I try to be positive about things but so often rejection seems to be the name of the game. You can tell that most women I ask for a date are not too keen to go out with a guy in a wheelchair.
There was a time when my family was extremely happy. There was my mother and father, and my sister, and my twin brother. We’re identical twins.
Disaster arrived when my parents decided to have a boy who was a ward of the state to stay with us over the summer. His name was Rene Leschallier de Lisle and he had a carrot up his bum. He was the same age as me and my brother and we were meant to look after him and be nice to him and let him join in with everything we did. So we were prepared to do that and all he did was not join in anything and complain about it. I can see why his own parents rejected him and he’d been passed on from one foster home to another.
It was proving to be the worst summer break ever in my whole life. Then one day we asked him – me and my brother – if he wanted to come trout fishing in the river and he said yes. Thank goodness he wanted to do something although we weren’t looking forward to having his company much while we went fishing.
When we got there he did an amazing thing: he tickled a trout. I always thought that trout tickling was a fiction but he showed us that it was true. Then he showed us how to do it. It was a bit like trying to hold a bar of soap in the bath. It is illegal of course but we went home with more trout than we were allowed to and we hadn’t even used the fishing line.

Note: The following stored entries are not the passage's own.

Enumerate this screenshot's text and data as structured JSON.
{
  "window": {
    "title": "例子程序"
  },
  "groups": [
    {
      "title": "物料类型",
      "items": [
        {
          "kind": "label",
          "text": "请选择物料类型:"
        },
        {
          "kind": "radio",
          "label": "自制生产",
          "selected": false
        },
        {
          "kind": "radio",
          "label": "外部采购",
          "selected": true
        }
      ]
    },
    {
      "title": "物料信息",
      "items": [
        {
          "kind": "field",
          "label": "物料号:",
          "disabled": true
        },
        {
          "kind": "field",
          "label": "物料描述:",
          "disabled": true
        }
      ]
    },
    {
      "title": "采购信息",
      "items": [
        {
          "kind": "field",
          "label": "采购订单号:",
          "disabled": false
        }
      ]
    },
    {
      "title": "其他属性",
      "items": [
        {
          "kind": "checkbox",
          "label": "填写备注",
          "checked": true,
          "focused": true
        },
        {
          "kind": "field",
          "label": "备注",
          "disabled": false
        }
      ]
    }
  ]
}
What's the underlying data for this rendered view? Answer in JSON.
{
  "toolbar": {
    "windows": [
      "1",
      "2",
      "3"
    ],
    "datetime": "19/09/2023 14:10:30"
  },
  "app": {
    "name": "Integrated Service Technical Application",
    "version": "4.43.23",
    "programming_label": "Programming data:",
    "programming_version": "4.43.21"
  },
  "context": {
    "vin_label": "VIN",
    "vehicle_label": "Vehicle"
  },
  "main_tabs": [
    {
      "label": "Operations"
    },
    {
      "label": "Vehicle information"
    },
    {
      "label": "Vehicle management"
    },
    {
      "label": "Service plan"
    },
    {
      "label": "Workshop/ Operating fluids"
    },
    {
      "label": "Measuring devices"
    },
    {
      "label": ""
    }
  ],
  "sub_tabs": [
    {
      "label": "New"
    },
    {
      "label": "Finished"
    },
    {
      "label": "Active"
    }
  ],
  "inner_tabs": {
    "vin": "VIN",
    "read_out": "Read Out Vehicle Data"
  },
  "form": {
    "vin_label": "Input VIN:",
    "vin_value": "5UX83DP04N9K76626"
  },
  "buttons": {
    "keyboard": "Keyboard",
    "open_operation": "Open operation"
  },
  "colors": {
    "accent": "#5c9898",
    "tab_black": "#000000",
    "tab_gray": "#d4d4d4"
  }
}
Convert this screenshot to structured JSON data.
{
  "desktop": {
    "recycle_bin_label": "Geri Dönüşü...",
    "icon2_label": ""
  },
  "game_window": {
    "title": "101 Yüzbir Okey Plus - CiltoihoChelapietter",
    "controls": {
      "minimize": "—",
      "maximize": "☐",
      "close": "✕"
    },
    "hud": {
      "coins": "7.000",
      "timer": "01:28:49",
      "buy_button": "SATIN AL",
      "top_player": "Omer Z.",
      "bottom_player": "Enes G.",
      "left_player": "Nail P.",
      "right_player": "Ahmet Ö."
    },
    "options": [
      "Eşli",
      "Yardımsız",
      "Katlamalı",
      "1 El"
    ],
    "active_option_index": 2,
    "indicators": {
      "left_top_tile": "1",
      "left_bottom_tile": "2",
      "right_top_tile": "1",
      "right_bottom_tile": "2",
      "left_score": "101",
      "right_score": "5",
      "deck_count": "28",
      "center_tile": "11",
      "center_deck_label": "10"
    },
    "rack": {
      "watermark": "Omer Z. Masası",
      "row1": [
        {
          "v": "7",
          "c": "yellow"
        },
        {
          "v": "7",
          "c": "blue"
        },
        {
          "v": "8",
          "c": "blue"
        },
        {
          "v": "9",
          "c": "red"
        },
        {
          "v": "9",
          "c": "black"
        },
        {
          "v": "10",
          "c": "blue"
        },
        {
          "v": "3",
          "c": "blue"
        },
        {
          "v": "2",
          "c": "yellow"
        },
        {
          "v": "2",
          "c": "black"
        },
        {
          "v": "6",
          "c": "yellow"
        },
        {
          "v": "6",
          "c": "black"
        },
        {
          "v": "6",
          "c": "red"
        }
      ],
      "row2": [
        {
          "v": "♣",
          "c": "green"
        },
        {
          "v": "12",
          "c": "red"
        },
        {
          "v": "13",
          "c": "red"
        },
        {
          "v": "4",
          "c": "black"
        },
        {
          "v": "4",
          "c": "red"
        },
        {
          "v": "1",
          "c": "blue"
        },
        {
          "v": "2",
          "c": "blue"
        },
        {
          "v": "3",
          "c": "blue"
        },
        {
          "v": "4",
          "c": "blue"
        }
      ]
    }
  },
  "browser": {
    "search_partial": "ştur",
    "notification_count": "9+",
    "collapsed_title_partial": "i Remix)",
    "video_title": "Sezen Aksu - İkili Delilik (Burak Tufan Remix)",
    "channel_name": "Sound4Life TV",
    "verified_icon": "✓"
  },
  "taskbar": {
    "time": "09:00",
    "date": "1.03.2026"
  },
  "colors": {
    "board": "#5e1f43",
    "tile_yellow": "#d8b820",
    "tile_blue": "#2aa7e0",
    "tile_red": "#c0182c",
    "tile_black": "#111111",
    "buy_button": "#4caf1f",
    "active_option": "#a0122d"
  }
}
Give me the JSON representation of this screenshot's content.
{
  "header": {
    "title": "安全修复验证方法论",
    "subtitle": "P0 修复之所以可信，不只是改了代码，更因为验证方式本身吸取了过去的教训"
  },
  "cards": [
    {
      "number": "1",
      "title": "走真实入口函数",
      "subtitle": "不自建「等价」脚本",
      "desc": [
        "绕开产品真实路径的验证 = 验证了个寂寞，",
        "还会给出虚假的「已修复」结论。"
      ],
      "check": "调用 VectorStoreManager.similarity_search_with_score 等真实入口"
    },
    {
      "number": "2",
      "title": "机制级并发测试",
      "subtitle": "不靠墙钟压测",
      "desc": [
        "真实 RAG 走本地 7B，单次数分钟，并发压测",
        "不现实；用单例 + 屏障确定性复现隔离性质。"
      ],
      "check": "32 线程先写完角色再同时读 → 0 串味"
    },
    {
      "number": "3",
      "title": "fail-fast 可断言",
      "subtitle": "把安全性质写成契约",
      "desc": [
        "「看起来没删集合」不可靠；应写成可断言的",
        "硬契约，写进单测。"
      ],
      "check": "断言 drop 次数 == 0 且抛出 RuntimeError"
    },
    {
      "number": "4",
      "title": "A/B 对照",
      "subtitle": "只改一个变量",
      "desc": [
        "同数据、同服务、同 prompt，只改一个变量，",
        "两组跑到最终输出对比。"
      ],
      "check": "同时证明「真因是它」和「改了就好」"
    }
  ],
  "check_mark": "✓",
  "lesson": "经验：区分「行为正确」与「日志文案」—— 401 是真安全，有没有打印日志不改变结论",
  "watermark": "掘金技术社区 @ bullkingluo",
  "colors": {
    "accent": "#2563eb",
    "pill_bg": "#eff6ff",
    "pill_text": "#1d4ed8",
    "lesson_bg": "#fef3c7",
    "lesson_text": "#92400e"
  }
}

After that we couldn’t shut Rene Leschallier de Lisle up. He was interested in everything and the rest of the summer was a lot of fun.
Then as the summer ended our parents asked him if he wanted to stay with us permanently and he said yes. And my brother and I were very pleased.
By the time I reached the station the train had gone. I had been going out with Dolores for almost three years. In fact I was about to pop the question. I was planning how best to do it when she announced it was all over.
“It’s over,” she said. “I’m eloping with Patrick.”
I couldn’t believe it. I went outside and stood there looking at nothing. Eloping with Patrick? Eloping with Patrick?
I saw Dolores leave the house and head for the train station. Someone said she and Patrick were heading into the distant blue. I was at a complete loss. After half an hour or so I thought I’d race to the station and plead with her to give me another chance. But the train had gone.